Been there, done that. Your unit sounds more like an IMC, which usually have 1:3 staffing ratios.
mama_d, BSN, RN
1,187 Posts
I work on a 25 bed tele/oncology unit. Ideal staffing for us is 5:1 with a charge nurse and two techs. However, due to cutbacks on OT, we've been hit a lot harder. The other night we had nineteen patients total with three floor nurses, a charge nurse, and one tech. I'm surprised I still have a butt left, because it sure felt like I ran it off that night! The bed coordinators have been pushing for us to go to 7:1 at night, but our charge nurses flatly refuse. Our admin has also been refusing to put our ED on diversion, so we've been getting patients from the ED who have step-down orders that are crossed out and changed to tele just to get them a bed. And no monitor techs.
We take all kinds of drips, but we do not titrate up, just down. Nitro, lasix, natrecor, dopamine, dobutamine, insulin, amiodarone, cardizem, heparin, etc. Plus we hang chemo. And unfortunately our telemons are not compatible with our tele system, so instead of having the vitals show up on the tele monitors at the nurses station, you have to walk in the room to check them. And that doesn't even take into the mix the number of patients we have who are on IVP lopressor, labetalol, hydralazine, etc. for BP control...it's not unusual for us to get patients who are having MI's on repeated beta blocker pushes or those with sky-high BP's that are getting IVP meds every hour or two.

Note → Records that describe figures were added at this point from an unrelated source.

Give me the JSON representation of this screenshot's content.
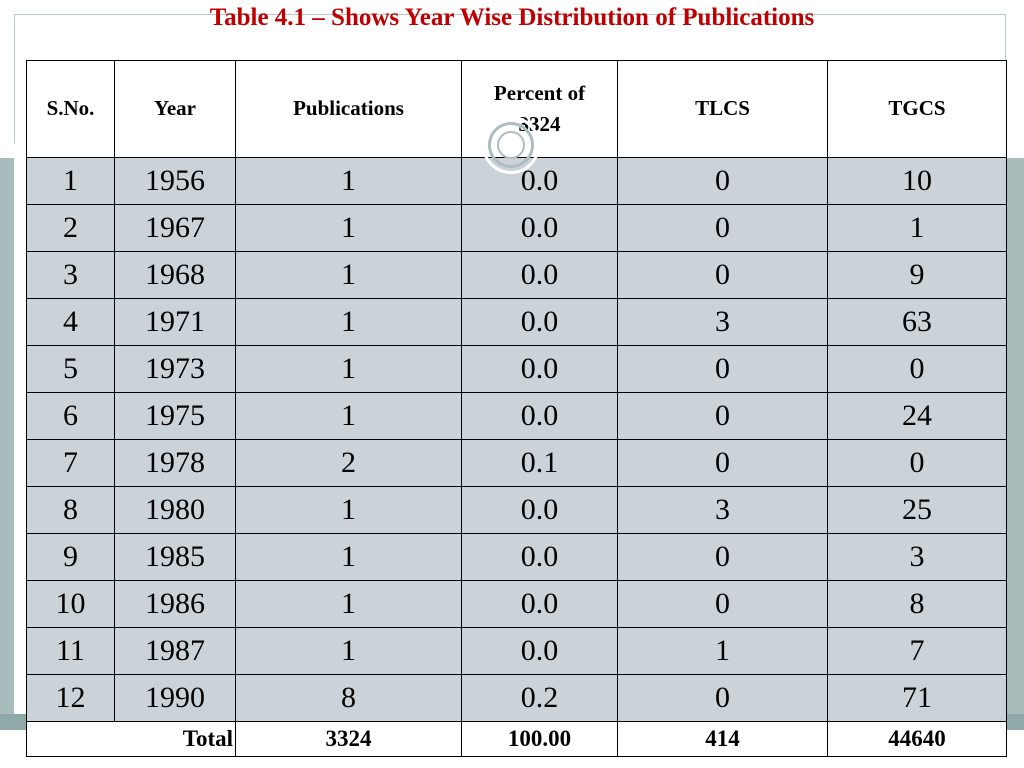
{
  "title": "Table 4.1 – Shows Year Wise Distribution of Publications",
  "table": {
    "headers": {
      "sno": "S.No.",
      "year": "Year",
      "publications": "Publications",
      "percent_line1": "Percent of",
      "percent_line2": "3324",
      "tlcs": "TLCS",
      "tgcs": "TGCS"
    },
    "rows": [
      {
        "sno": "1",
        "year": "1956",
        "publications": "1",
        "percent": "0.0",
        "tlcs": "0",
        "tgcs": "10"
      },
      {
        "sno": "2",
        "year": "1967",
        "publications": "1",
        "percent": "0.0",
        "tlcs": "0",
        "tgcs": "1"
      },
      {
        "sno": "3",
        "year": "1968",
        "publications": "1",
        "percent": "0.0",
        "tlcs": "0",
        "tgcs": "9"
      },
      {
        "sno": "4",
        "year": "1971",
        "publications": "1",
        "percent": "0.0",
        "tlcs": "3",
        "tgcs": "63"
      },
      {
        "sno": "5",
        "year": "1973",
        "publications": "1",
        "percent": "0.0",
        "tlcs": "0",
        "tgcs": "0"
      },
      {
        "sno": "6",
        "year": "1975",
        "publications": "1",
        "percent": "0.0",
        "tlcs": "0",
        "tgcs": "24"
      },
      {
        "sno": "7",
        "year": "1978",
        "publications": "2",
        "percent": "0.1",
        "tlcs": "0",
        "tgcs": "0"
      },
      {
        "sno": "8",
        "year": "1980",
        "publications": "1",
        "percent": "0.0",
        "tlcs": "3",
        "tgcs": "25"
      },
      {
        "sno": "9",
        "year": "1985",
        "publications": "1",
        "percent": "0.0",
        "tlcs": "0",
        "tgcs": "3"
      },
      {
        "sno": "10",
        "year": "1986",
        "publications": "1",
        "percent": "0.0",
        "tlcs": "0",
        "tgcs": "8"
      },
      {
        "sno": "11",
        "year": "1987",
        "publications": "1",
        "percent": "0.0",
        "tlcs": "1",
        "tgcs": "7"
      },
      {
        "sno": "12",
        "year": "1990",
        "publications": "8",
        "percent": "0.2",
        "tlcs": "0",
        "tgcs": "71"
      }
    ],
    "total": {
      "label": "Total",
      "publications": "3324",
      "percent": "100.00",
      "tlcs": "414",
      "tgcs": "44640"
    }
  },
  "colors": {
    "title": "#c00000",
    "row_fill": "#cbd3d9",
    "accent_band": "#8fa9a9"
  },
  "icons": {
    "decoration": "ring-icon"
  }
}
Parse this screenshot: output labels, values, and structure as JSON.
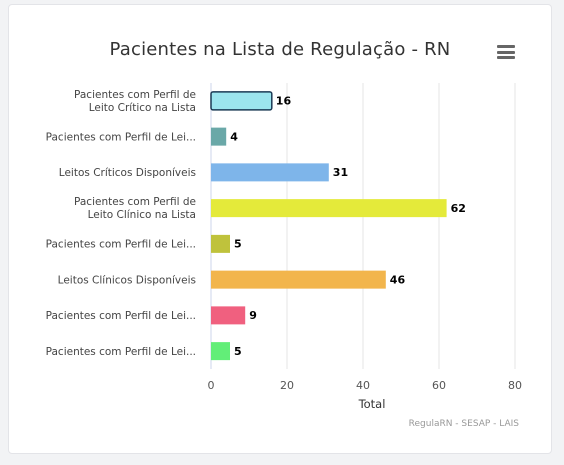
{
  "chart_data": {
    "type": "bar",
    "orientation": "horizontal",
    "title": "Pacientes na Lista de Regulação - RN",
    "xlabel": "Total",
    "ylabel": "",
    "xlim": [
      0,
      80
    ],
    "xticks": [
      0,
      20,
      40,
      60,
      80
    ],
    "grid": true,
    "categories": [
      "Pacientes com Perfil de Leito Crítico na Lista",
      "Pacientes com Perfil de Lei...",
      "Leitos Críticos Disponíveis",
      "Pacientes com Perfil de Leito Clínico na Lista",
      "Pacientes com Perfil de Lei...",
      "Leitos Clínicos Disponíveis",
      "Pacientes com Perfil de Lei...",
      "Pacientes com Perfil de Lei..."
    ],
    "values": [
      16,
      4,
      31,
      62,
      5,
      46,
      9,
      5
    ],
    "colors": [
      "#9ce5ee",
      "#6aa8a8",
      "#7eb5ea",
      "#e4ea3a",
      "#bfc23c",
      "#f2b54c",
      "#f0607f",
      "#62ee78"
    ],
    "highlighted_index": 0,
    "highlight_border_color": "#1b3a55"
  },
  "credits": "RegulaRN - SESAP - LAIS",
  "menu": {
    "icon": "hamburger-menu-icon"
  }
}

Some nights it's a recipe for disaster, but we all work together well. If we didn't have the staff that we do, it would be horrible. I shudder to think what would happen if some of our stronger staff left; we usually have one or two weak nurses on each shift (some of them b/c they just can't manage, some of them b/c they are new grads who are still not quite there yet as far as experience goes); but the stronger nurses are there to fall back on, and we usually don't mind.